“Sivil itaatsizlik” eyleminde sivil kıyafeti en çok destekleyenlerdenim… Öğretmenlerin serbest kıyafetle öğrencilerin karşısına çıkması gerektiğini en yüksek sesle dillendirenlerdenim…

Yazdıklarımın tamamını geri alıyorum…

Yanıldım!

Toplum olarak “Serbestlik” sözcüğünü yanlış anlamışız!

Serbestlik deyince sanırım “her şeyi kafama göre yaşarım” anlamında anlamışız… Mesleki kimliğimizi unutup hayal âlemine dalmışız!

“serbest kıyafet” herkesin hayal ettiği gibi giyinme şeklinde algılanmış!

Karşıdaki insan bana ne der, dışarda nasıl algılanırım, öğrencilerin bakışı ne olur gibi sorgulamaların esamesi bile yok!

Yokuş aşağı yuvarlanan bir giyim tarzıyla öğrencilere örnek oluyoruz! Helal olsun bize ve nizami başarımızdan dolayı kendimizi ayakta alkışlıyorum!

Bazı muhteşem insanlar çıkıp “Ey yazar sen ne kadar da gerilerde kalmışsın, taka taka kıyafete mi takıldın” diyebilir…

Evet, onlara hak veririm de… Ya Hamza kardeşim sen de ne âlemsin takıldığın şeylere bak, ne olacak altı üstü bir kıyafet ne olmuş ki deyip içimi de ferah tutabilirim aslında…

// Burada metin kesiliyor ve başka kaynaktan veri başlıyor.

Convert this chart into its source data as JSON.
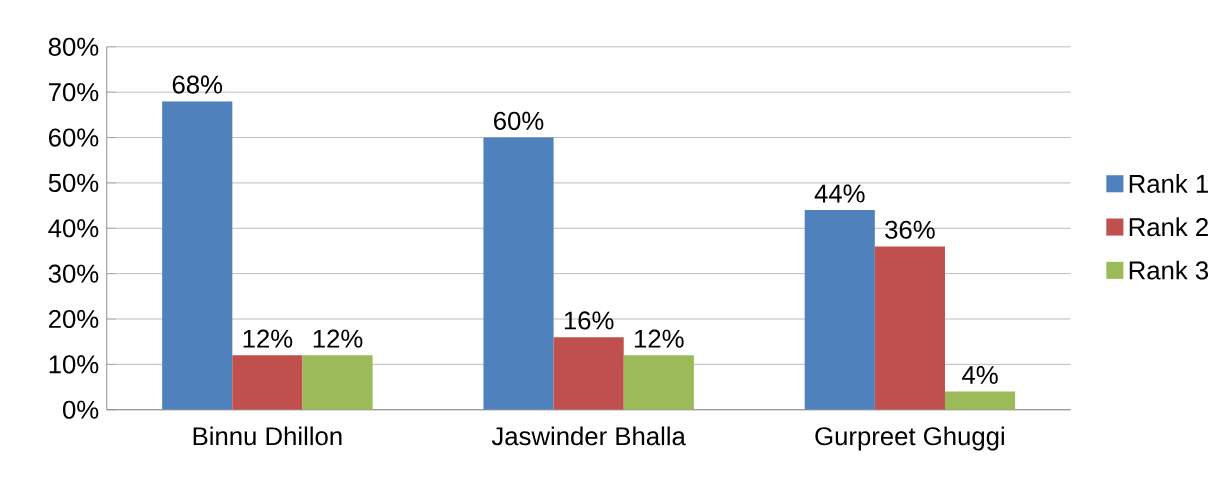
{
  "chart_data": {
    "type": "bar",
    "categories": [
      "Binnu Dhillon",
      "Jaswinder Bhalla",
      "Gurpreet Ghuggi"
    ],
    "series": [
      {
        "name": "Rank 1",
        "color": "#4f81bd",
        "values": [
          68,
          60,
          44
        ],
        "value_labels": [
          "68%",
          "60%",
          "44%"
        ]
      },
      {
        "name": "Rank 2",
        "color": "#c0504d",
        "values": [
          12,
          16,
          36
        ],
        "value_labels": [
          "12%",
          "16%",
          "36%"
        ]
      },
      {
        "name": "Rank 3",
        "color": "#9bbb59",
        "values": [
          12,
          12,
          4
        ],
        "value_labels": [
          "12%",
          "12%",
          "4%"
        ]
      }
    ],
    "ylim": [
      0,
      80
    ],
    "yticks": [
      {
        "value": 0,
        "label": "0%"
      },
      {
        "value": 10,
        "label": "10%"
      },
      {
        "value": 20,
        "label": "20%"
      },
      {
        "value": 30,
        "label": "30%"
      },
      {
        "value": 40,
        "label": "40%"
      },
      {
        "value": 50,
        "label": "50%"
      },
      {
        "value": 60,
        "label": "60%"
      },
      {
        "value": 70,
        "label": "70%"
      },
      {
        "value": 80,
        "label": "80%"
      }
    ],
    "grid": "y",
    "legend": "right"
  }
}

Ama öyle değil efendiler öyle görüldüğü gibi değil ve sandığınız gibi hiç değil!

Öyle basite alınacak bir konu değil bu yazdıklarım…

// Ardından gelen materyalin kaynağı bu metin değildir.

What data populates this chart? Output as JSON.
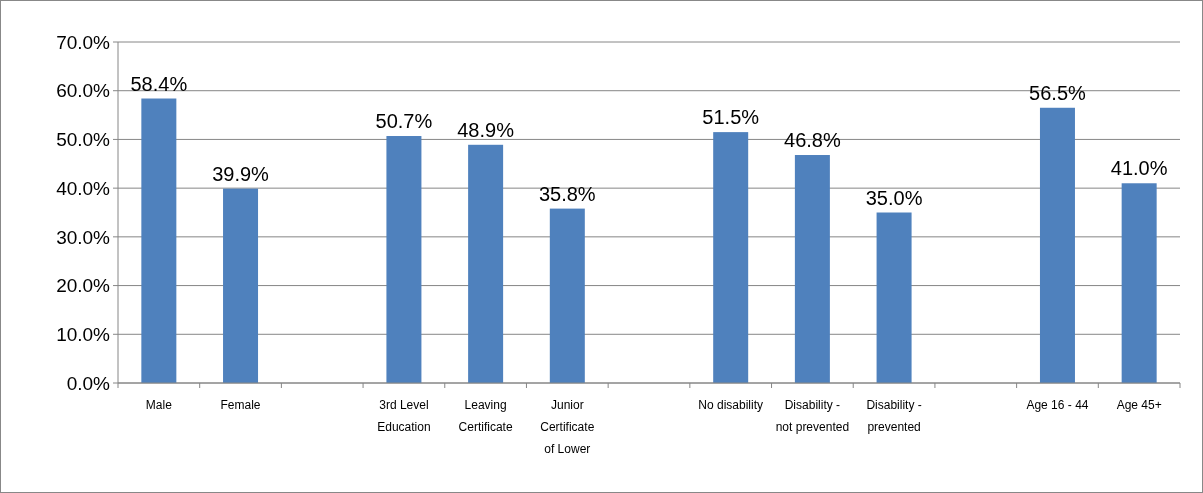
{
  "chart_data": {
    "type": "bar",
    "categories": [
      "Male",
      "Female",
      null,
      "3rd Level Education",
      "Leaving Certificate",
      "Junior Certificate of Lower",
      null,
      "No disability",
      "Disability - not prevented",
      "Disability - prevented",
      null,
      "Age 16 - 44",
      "Age 45+"
    ],
    "values": [
      58.4,
      39.9,
      null,
      50.7,
      48.9,
      35.8,
      null,
      51.5,
      46.8,
      35.0,
      null,
      56.5,
      41.0
    ],
    "value_labels": [
      "58.4%",
      "39.9%",
      null,
      "50.7%",
      "48.9%",
      "35.8%",
      null,
      "51.5%",
      "46.8%",
      "35.0%",
      null,
      "56.5%",
      "41.0%"
    ],
    "color": "#4f81bd",
    "ylim": [
      0,
      70
    ],
    "yticks": [
      {
        "value": 0,
        "label": "0.0%"
      },
      {
        "value": 10,
        "label": "10.0%"
      },
      {
        "value": 20,
        "label": "20.0%"
      },
      {
        "value": 30,
        "label": "30.0%"
      },
      {
        "value": 40,
        "label": "40.0%"
      },
      {
        "value": 50,
        "label": "50.0%"
      },
      {
        "value": 60,
        "label": "60.0%"
      },
      {
        "value": 70,
        "label": "70.0%"
      }
    ],
    "grid": "y"
  }
}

MEB bakanı Yusuf Tekin Bey, okulların düzene girmesini istiyorsa kılık kıyafet nizamını derhal aktive etmesi lazım…

Tepeden aşağıya doğru yuvarlanan bir öğretmen ve öğrenci kitlesi var… Kültürel yıkım yaşanıyor, herkes bunu görüyor ama bana ne diyenlerin yüzünden durdurulamıyor!

Dün başörtüsü için meydanlara çıkıp” sivil itaatsizlik” eylemini başlatan sendikalar yaşanan bu hezeyana sessiz kalmaları işin ayrı bir boyutu…

MEB, kurumsal kimliğini kaybediyor!

Buna dur diyecek tek kişi var... O da Yusuf Tekin beydir… Kendisine çok güveniyorum ve eminim bu güvenim boşa çıkmayacaktır…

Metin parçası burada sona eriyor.